MALAYBALAY City — At the strike of dawn, around 80 Tagolwanen women in Barangay Can-ayan roused from their beds to make mattresses and baskets for the markets in Manila and the US.
They would work feverishly before the sun would rise over the mountains and before the sodsod grass, the main material for the mattresses and bags, would welt in humidity making it difficult to weave.
Each of the mattresses they make is distinct to the creative style of each of the weaver. Not one mattress is similar.
“Each one of us learned the art of weaving from our mothers. They too learned the art from our grandmothers,” 56-year-old Eileen Sumala said.
Sumala said the weaving of the banig, baskets, nets and containers is always part of the traditional art of the Bukidnon-Tagolwanen tribe.
“Weaving is always part of me and now I am teaching my daughter how to weave,” said Sumala who learned weaving from her mother when she was still 12-years-old.
Sumala said as she weaves each of the sodsod grasses into a banig, she would always think about the relationship of their tribe to nature.
She said the mountains land, stars and flowers designs they weave are part of the nature they have experienced.
Sumala said weaving has been a tradition of the Bukidnon-Tagolwanen tribe but was nearly forgotten when prices of the mats dropped to almost nothing.
“I used to walk seven kilometers to Malaybalay to sell my banigs and they only buy it cheap,” Sumala narrated.
She said city folks buy their banigs as low as P300 or worse exchange them for a couple of sardine cans.
Sumala said with no clear incentive, many of the Tagolwanen women stopped making banigs and baskets.

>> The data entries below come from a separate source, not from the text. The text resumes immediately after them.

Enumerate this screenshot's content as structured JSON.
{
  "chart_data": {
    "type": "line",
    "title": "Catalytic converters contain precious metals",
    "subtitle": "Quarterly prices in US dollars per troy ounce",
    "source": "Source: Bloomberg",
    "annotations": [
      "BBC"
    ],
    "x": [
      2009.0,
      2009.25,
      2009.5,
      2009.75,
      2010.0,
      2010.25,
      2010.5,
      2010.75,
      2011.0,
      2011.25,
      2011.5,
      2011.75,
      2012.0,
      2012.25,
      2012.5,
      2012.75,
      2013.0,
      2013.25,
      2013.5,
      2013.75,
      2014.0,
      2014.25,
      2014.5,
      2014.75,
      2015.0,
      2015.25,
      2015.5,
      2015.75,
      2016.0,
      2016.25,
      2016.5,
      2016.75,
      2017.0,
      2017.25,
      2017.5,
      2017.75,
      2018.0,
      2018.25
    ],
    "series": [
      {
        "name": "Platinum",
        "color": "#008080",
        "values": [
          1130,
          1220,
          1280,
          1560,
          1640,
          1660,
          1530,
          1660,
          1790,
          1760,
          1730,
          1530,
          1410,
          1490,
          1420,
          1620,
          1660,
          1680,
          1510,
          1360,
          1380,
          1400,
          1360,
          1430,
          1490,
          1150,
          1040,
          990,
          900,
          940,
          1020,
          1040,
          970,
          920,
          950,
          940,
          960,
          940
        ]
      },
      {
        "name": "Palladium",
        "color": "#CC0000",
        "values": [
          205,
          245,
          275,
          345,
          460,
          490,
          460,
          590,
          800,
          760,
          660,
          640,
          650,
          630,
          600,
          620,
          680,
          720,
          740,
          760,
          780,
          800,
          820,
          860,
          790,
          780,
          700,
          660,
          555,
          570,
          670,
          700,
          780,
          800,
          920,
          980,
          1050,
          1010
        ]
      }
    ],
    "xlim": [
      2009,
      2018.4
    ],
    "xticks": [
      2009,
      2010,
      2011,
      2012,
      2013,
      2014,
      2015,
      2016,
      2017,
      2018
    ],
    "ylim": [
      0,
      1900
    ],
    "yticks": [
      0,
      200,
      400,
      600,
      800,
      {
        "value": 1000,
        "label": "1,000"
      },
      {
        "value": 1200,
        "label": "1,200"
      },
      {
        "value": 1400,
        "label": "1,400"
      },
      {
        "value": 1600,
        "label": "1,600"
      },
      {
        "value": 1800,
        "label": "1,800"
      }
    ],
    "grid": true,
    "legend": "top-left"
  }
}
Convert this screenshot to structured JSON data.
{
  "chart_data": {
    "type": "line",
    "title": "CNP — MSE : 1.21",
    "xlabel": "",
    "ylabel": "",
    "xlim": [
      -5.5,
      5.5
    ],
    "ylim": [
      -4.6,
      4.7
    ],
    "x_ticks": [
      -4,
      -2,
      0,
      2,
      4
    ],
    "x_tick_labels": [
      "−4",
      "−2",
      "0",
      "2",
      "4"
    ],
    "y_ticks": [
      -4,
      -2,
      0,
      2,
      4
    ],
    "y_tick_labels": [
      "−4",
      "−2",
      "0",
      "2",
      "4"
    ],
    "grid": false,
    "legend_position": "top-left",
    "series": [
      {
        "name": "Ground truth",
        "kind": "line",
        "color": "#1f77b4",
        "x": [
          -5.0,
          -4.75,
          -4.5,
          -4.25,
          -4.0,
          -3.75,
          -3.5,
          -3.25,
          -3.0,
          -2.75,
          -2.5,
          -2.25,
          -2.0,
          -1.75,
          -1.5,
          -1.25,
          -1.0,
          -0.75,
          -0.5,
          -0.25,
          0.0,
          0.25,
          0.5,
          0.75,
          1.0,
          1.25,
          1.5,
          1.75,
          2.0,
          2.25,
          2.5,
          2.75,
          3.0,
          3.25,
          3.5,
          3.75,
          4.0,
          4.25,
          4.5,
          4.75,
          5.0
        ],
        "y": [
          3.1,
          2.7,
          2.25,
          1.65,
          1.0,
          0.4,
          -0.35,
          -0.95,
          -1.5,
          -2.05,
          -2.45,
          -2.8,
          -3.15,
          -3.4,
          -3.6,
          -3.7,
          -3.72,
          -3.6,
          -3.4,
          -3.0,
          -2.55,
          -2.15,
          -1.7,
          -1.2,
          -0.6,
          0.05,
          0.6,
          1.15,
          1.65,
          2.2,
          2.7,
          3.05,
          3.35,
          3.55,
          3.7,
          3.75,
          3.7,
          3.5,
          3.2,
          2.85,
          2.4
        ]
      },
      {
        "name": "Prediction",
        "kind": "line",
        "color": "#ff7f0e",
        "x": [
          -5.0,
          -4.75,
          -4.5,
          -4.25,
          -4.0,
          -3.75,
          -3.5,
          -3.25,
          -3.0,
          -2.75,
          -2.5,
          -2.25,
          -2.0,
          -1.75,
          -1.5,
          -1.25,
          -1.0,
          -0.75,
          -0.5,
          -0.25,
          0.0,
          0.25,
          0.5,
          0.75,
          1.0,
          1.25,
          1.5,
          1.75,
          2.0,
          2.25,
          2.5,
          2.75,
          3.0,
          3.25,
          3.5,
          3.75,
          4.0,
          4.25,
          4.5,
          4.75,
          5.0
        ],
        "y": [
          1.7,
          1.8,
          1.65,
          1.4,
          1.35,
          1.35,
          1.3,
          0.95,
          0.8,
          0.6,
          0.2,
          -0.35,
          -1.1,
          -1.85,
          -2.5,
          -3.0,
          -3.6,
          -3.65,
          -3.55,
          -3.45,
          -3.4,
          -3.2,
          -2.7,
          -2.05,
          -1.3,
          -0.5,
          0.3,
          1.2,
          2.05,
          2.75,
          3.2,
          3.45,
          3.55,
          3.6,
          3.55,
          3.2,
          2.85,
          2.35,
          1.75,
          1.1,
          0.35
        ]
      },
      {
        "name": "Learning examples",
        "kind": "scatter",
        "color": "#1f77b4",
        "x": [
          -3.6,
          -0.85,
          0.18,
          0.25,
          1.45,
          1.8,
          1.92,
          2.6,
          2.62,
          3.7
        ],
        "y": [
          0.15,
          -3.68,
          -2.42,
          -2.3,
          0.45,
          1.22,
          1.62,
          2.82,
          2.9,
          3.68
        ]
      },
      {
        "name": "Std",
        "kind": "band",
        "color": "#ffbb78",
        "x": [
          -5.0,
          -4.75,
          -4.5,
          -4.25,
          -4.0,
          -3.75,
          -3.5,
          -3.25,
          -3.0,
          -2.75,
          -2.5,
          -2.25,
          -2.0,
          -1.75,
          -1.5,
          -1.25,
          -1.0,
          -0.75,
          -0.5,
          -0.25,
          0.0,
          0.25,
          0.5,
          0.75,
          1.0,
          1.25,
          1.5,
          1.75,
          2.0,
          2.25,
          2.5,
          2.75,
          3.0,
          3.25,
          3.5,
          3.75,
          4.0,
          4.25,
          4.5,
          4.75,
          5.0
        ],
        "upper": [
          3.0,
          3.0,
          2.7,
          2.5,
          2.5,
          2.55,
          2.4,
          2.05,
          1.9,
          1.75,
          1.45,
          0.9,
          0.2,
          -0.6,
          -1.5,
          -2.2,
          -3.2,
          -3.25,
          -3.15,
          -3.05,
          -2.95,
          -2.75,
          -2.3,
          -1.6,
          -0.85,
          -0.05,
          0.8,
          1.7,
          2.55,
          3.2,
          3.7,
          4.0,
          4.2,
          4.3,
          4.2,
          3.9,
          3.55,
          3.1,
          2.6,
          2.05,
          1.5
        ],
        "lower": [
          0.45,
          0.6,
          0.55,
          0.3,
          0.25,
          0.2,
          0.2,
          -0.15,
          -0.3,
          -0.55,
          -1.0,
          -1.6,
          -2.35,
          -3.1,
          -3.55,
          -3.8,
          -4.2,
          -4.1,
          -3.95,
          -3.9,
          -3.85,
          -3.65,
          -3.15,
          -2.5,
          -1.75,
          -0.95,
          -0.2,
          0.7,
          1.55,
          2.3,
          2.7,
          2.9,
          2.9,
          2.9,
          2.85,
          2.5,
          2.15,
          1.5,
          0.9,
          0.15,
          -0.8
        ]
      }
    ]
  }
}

This was the situation that Lorielinda Bella Marte, a community organizer, found more than seven years ago.
Marte said she was impressed by the mattress that was given to her as a wedding gift that she went looking who weaved the beautiful banig.
“I found Nang Eileen to be the only Tagolwanen weaver left. The rest have stopped to practice the tradecraft,” Marte said.
Marte said she found from Sumala that the other weavers stopped because of low prices of their products.
She said she designed a scheme that buyers have to pay a high price for the products weaved by the Tagolwanen women.
“What the buyers do not understand is that each of the product are unique and each have individual imprints of the weaver,” Marte said.
Marte said she was able to convince the other weavers to go back working — from Sumala to now 80 weavers working.
She said the women have organized themselves into an association—Tagolwanen Women Weavers Association—to avail of government assistance.
Marte said the women have wisely use social media to reach out to potential clients.
“They now have a website, Facebook account and Instagram,” said Marte who now chairs the Tagolwanen Women Weavers Association.
Sumala said she is happy with how things turned out for them.
She said from her earnings, she was able to send a son to school. The boy graduated as a new teacher last March.